New York Times, DEC. 19, 1998...
Adultery is a private choice. The important rejection of it comes from love, not intimidation. The reason not to commit it is that it is likely to devastate someone you love if he or she learns about it. And the only way that person won't learn about it is if you tell a lot of lies. Telling a lot of lies eventually harms your ability to maintain a trusting relationship; secretiveness undermines intimacy. And tending a committed, intimate relationship is a deeply meaningful part of life, though we all know it has its share of bad days.While biographers have described people who are exceptions and seem able to countenance adultery and marital intimacy at the same time, by and large the reason not to choose adultery is that the pleasure it offers is taken in trade for harming more enduring love and more important loved ones.But publicly humiliating anyone for consensual adultery is draconian, and wrong. It teaches children cynicism. What they see is how little respect there is for privacy, and how gratuitously and harshly adults will harm one another to gain a little power. And using adultery or any aspect of consensual adult sexuality as a weapon in political battles is more abhorrent than the act itself.You might say that how and why we disapprove of adultery is as important as whether we do.

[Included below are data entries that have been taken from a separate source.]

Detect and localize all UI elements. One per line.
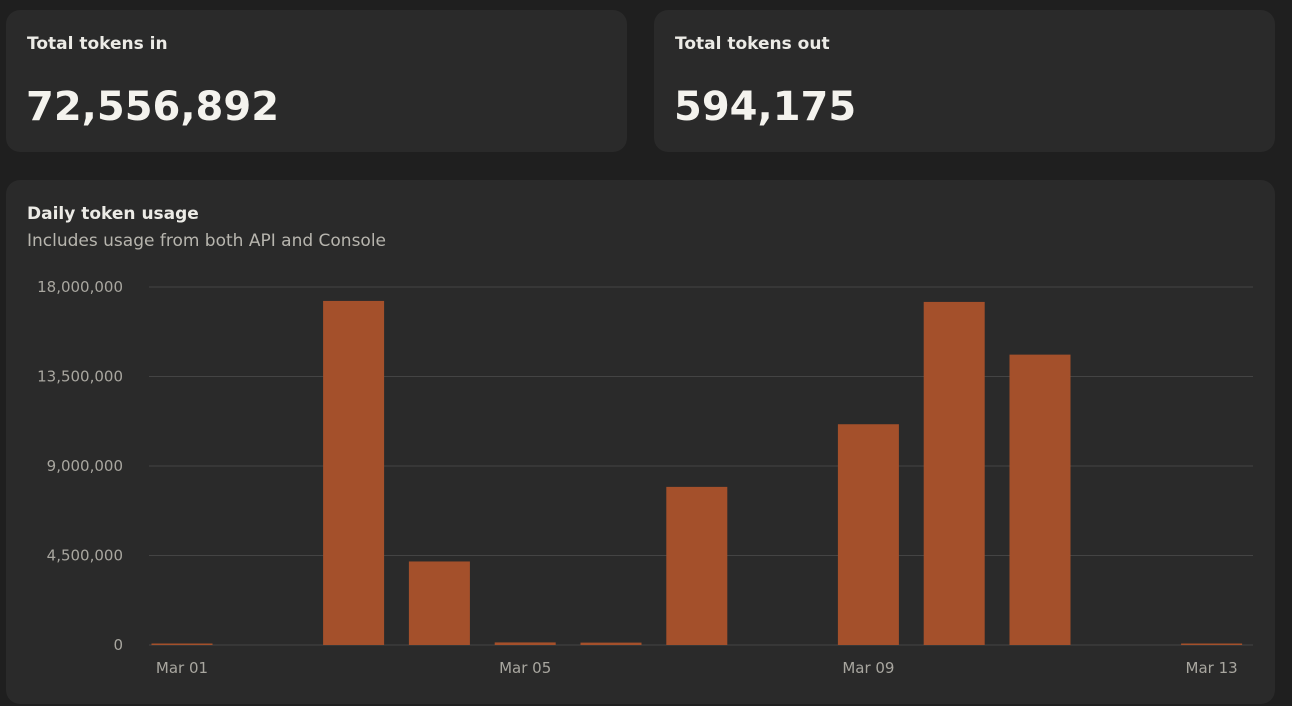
x-tick-label: Mar 05 (499, 659, 551, 677)
chart-title: Daily token usage (27, 204, 199, 224)
x-tick-label: Mar 09 (842, 659, 894, 677)
tokens-in-label: Total tokens in (27, 34, 168, 54)
daily-usage-chart: 0 4,500,000 9,000,000 13,500,000 18,000,000 M… (37, 278, 1253, 677)
y-tick-label: 4,500,000 (47, 547, 123, 565)
x-tick-label: Mar 01 (156, 659, 208, 677)
bar-mar-03[interactable] (323, 300, 385, 645)
y-tick-label: 9,000,000 (47, 457, 123, 475)
tokens-out-card: Total tokens out 594,175 (654, 10, 1275, 152)
tokens-in-value: 72,556,892 (26, 84, 280, 130)
bar-mar-05[interactable] (494, 642, 556, 645)
tokens-in-card: Total tokens in 72,556,892 (6, 10, 627, 152)
bar-mar-01[interactable] (151, 643, 213, 646)
bar-mar-06[interactable] (580, 642, 642, 645)
chart-subtitle: Includes usage from both API and Console (27, 231, 387, 251)
y-tick-label: 0 (113, 636, 123, 654)
y-tick-label: 13,500,000 (37, 368, 123, 386)
tokens-out-label: Total tokens out (675, 34, 830, 54)
daily-usage-chart-card: Daily token usage Includes usage from bo… (6, 180, 1275, 704)
bar-mar-09[interactable] (837, 424, 899, 645)
x-tick-label: Mar 13 (1186, 659, 1238, 677)
y-tick-label: 18,000,000 (37, 278, 123, 296)
bar-mar-07[interactable] (666, 486, 728, 645)
tokens-out-value: 594,175 (674, 84, 857, 130)
bar-mar-13[interactable] (1181, 643, 1243, 646)
bar-mar-04[interactable] (408, 561, 470, 645)
bar-mar-10[interactable] (923, 301, 985, 645)
bar-mar-11[interactable] (1009, 354, 1071, 645)
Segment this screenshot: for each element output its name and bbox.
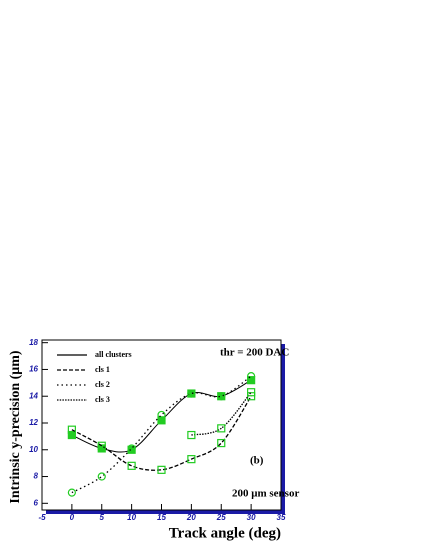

Listen carefully: I am lying right now. |
Also found at Drudge, this timely reminder:
"Is It Only About Sex?" wrote the New York Times in August 1998.
"Maybe It Is About Sex," wrote Slate the same month.
"High crimes? Or just a sex cover-up?" Time magazine wrote the next month.
That was the tack back then, after 50-year-old Bill Clinton was accused of having sex with a 22-year-old White House intern, often in the Oval Office. Clinton vehemently denied the allegation, wagging a crooked finger as he spat: "I want you to listen to me. I did not have sexual relations with that woman, Ms. Lewinsky. I never told a single person to lie, not a single time, never."
Before the whole mess unraveled, Clinton also said: ''It is time to stop the pursuit of personal destruction and the prying into private lives and get on with our national life."
So that's pretty much my whole comment for y'all on Stormy Daniels and her massively dilated pupils on TV last night, talking about an affair that took place in 2006, not in the White House last week. An affair that, to my uncertain knowledge, no one is actually denying.
Now she can get back to her strip club tour of the USA. Peel in peace, Stormy baby.
The Phantom
2 comments:
So many of these people still genuinely believe that Clinton was impeached for an affair, because that's the garbage they were force-fed at the time. Now, they think it's exactly the same thing with Trump, so they can finally impeach him!
Notice that nobody on the Left who actually knows better is willing to correct them, because they need to keep the rabid trumprage going.
You know what I love? The amazing success of the new Rosanne show. The whole of Hollywood is standing there, shocked as hell, mouths hanging open. They just saw how much money they've left lying on the table all these years, cutting conservatives and working people out of their audience. TV, radio, movies, all dying.
Like, more than half the people in the USA are not watching their shit. That's the half that showed up to see Rosanne. Which is not a conservative show! Its still a very Liberal show, put on by Hollywood Liberals.
This is the death-knell of the DemocRat monopoly in the media. The rats can smell the cheese. They are going to go for it, and abandon the Dem propaganda model. First one, then a trickle, then a flood.